Interview de Clif Sanderson par David Rotter
pour le magazine www.sein.de (traduit de l’allemand)

L’approche de guérison de Clif Sanderson, appelée Deep Field RelaxationTM (DFR) n’est pas à proprement parler spectaculaire. Au contraire, elle est plutôt simple, spartiate dans sa méthodologie. Il ne s’agit pas d’un système de rituels, symboles ou consignes, comme c’est le cas dans la plupart des récents systèmes thérapeutiques. Rien de tout ça chez Clif Sanderson. Lors d’une consultation, ce sont la tranquillité et la sérénité en profondeur qui sont prodigués.

Sanderson est convaincu que l’être humain se guérit de lui-même du moment qu’il a accès – dans un état de détente profonde - à ce qu’on appelle le « champ universel de la créativité ». C'est ce champ là qui guérit. Le rôle du « guérisseur » consiste uniquement à créer les conditions optimales dans lesquelles l’être humain entre pleinement dans son calme intérieur. Il ne fait rien, n’a pas d’intention, ne transmet rien et n'applique rien. Il est simplement présent, dans un « état contagieux de calme intérieur » dans le but de transmettre son état méditatif. Ensuite, le processus se déroule de soi, sans sa participation : « L'univers n'a pas besoin de mon aide. ». « Le rôle du guérisseur », résume Clif Sanderson, « consiste à accompagner l'esprit dans cet instant du silence dans lequel les miracles sont possibles. »

Nous avons parlé avec Clif Sanderson de sa méthode, qui n'en est pas vraiment une.

Dans certains cercles du monde spirituel, des personnes affirment être en mesure de transmettre des forces ou énergies curatives. Ton approche semble être très différente. Selon toi, qui ou quoi est le véritable guérisseur ?

J'ai grandi en Nouvelle-Zélande. Ma réalité était influencée par l’enseignement des Maori, appelé « Whakapapa », basé sur la compréhension que le temps et l’espace ne sont pas séparés. Nous sommes tous liés aux montagnes, aux forêts, aux rivières, aux étoiles dans les galaxies lointaines et à l’entier du cosmos. Notre passé, notre présent et notre avenir sont étroitement « tissés ». Ainsi, le bien-être de mes ancêtres aura une influence sur mon propre bien-être et ma santé, puisqu’ils sont toujours présents. Aussi, nous pouvons dire que la sagesse des anciens contient ce même code de guérison que tant de personnes recherchent désespérément et essayent d’expliquer en vain avec des notions quantiques.
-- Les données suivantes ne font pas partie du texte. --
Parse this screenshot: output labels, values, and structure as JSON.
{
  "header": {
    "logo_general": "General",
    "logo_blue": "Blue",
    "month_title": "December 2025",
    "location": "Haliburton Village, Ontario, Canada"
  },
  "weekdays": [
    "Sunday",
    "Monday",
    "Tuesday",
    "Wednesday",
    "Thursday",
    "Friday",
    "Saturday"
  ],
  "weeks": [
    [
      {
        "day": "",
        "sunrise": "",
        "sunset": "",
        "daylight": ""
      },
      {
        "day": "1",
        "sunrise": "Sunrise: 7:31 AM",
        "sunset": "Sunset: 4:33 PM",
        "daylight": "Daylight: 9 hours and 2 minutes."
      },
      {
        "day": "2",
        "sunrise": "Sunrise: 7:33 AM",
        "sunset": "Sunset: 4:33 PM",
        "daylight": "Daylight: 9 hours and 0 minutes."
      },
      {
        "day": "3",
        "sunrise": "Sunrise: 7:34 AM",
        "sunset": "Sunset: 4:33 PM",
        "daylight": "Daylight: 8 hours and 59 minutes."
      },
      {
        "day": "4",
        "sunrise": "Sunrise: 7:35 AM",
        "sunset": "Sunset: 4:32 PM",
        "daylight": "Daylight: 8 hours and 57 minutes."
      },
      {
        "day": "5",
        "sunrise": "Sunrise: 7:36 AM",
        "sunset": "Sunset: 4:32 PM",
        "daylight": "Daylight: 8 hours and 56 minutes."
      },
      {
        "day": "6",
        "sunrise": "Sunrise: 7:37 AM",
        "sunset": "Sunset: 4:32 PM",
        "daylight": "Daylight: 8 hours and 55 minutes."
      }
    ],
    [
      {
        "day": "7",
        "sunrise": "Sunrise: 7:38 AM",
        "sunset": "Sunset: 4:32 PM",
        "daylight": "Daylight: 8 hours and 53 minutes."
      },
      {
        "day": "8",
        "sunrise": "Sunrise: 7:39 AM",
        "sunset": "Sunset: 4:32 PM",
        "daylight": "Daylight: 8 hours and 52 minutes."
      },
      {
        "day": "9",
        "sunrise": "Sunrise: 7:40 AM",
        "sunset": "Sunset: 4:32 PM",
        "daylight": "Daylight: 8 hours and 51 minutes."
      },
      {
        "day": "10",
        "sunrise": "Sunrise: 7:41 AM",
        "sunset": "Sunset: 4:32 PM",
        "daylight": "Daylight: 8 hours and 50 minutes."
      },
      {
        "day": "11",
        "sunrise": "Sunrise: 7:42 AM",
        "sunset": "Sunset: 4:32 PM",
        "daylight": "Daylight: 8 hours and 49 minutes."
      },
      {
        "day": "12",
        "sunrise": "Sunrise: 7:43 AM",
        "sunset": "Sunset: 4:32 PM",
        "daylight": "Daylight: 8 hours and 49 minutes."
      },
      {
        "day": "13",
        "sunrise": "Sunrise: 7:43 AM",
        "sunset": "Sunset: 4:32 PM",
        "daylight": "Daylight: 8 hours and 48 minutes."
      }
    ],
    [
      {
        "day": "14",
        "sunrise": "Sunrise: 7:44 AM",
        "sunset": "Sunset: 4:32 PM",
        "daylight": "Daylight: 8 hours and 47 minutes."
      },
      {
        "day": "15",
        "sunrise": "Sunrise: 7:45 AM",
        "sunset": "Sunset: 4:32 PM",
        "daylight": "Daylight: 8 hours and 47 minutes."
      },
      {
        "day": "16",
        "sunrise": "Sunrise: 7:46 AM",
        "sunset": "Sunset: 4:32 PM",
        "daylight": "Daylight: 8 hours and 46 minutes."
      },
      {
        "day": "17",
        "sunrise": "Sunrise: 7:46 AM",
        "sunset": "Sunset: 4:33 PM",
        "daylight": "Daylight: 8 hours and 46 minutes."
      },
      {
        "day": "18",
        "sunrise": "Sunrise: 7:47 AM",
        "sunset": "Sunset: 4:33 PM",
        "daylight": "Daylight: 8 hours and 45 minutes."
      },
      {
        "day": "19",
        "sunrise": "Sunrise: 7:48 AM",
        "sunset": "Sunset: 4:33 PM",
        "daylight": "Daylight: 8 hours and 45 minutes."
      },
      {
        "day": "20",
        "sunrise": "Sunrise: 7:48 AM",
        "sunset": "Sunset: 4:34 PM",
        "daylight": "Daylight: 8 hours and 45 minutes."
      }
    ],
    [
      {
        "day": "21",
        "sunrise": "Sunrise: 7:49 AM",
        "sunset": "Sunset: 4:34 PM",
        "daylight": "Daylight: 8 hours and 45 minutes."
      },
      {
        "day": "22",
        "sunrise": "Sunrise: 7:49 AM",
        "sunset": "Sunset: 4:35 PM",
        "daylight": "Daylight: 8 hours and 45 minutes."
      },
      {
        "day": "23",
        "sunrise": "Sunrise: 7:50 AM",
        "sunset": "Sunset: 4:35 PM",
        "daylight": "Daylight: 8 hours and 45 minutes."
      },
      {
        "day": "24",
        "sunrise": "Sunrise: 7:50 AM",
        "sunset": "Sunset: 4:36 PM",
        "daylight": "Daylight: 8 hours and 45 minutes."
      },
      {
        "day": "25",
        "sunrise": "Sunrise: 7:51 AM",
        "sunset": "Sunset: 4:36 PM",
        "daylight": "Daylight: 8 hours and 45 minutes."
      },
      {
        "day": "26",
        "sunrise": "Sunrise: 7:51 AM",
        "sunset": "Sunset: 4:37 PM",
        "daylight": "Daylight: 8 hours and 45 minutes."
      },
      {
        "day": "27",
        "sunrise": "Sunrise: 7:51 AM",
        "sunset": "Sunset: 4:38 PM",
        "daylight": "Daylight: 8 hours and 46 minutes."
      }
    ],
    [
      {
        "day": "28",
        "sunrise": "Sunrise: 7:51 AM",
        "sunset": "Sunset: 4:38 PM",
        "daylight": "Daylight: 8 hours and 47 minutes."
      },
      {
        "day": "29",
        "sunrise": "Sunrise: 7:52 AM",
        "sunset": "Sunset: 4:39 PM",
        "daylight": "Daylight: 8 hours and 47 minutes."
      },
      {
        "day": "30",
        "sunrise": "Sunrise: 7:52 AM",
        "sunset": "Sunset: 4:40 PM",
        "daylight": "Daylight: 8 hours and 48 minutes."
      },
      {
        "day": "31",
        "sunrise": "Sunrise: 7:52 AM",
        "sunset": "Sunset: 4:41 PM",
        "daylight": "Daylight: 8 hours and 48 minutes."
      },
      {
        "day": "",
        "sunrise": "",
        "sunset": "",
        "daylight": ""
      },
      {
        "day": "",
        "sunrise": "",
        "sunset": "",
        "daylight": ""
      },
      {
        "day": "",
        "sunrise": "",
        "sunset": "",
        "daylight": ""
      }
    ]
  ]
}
Du haut de mes 72 ans, je me considère toujours débutant, heureux d’avoir pu rencontrer lors de mes nombreux voyages autant de personnes impressionnantes de modestie malgré leurs surprenantes facultés. Peu d'entre elles se considéraient « guérisseurs ». J'étais reconnaissant du temps qu’elles m’ont accordé et surtout de leur générosité dans le partage de leurs extraordinaires expériences de vie avec moi. Des expériences que l’on acquiert qu’au travers d’une vie hors norme. Le dénominateur commun de toutes ces personnes que j’ai observé est leur disposition à être au service d'autres personnes, à n'importe quel moment et dans n’importe quelle circonstance. Certaines sont nées dans la lignée de guérisseurs, alors que d’autres accomplissent des « miracles » à leur grande surprise, en dépit de leurs résistances.

Nous ne sommes pas de vrais « guérisseurs », si nous n'avons pas de compassion pour la souffrance d’autrui. Il est primordial de laisser grandir en soi la bonté aimante envers tous les êtres. La question qui se pose est la motivation réelle de la personne à devenir « guérisseur ». Est-ce être reconnu en tant que grand guérisseur ou canal de grands maîtres ? Est-ce se sentir plus important ou plus proche de Dieu ? Une motivation plus réaliste d’entrer dans une autre réalité est le souhait de libérer chez l’autre son propre potentiel guérisseur. Le sage reconnait que l’importance est dans l’être et non pas dans le faire. C'est sa présence qui fait la différence. Il n'est pas utile de tenter une explication d’un point de vue scientifique ou autre, ni de vouloir prouver que la guérison est liée à la spiritualité. Cela n’a pas de raison d’être. La guérison se passe simplement. La nature, le champ, la source – appelez-là comme vous voulez – est remplie de miracles, littéralement au-delà de la foi. Elles nous donnent tout ce que nous souhaitons : stimulation, gaieté, satisfaction, joie et santé. Dans leur essence, ces forces guérisseuses sont liées à la créativité qui nous est innée. La guérison se réalise, si une chance nous est donnée de nous lier pleinement à notre potentiel créatif.

Il semble que pour un praticien de la Deep Field RelaxationTM, il y a peu « à faire » ou à « appliquer ». Quel est alors le rôle du praticien ? Pour quelle raison avons-nous besoin du praticien?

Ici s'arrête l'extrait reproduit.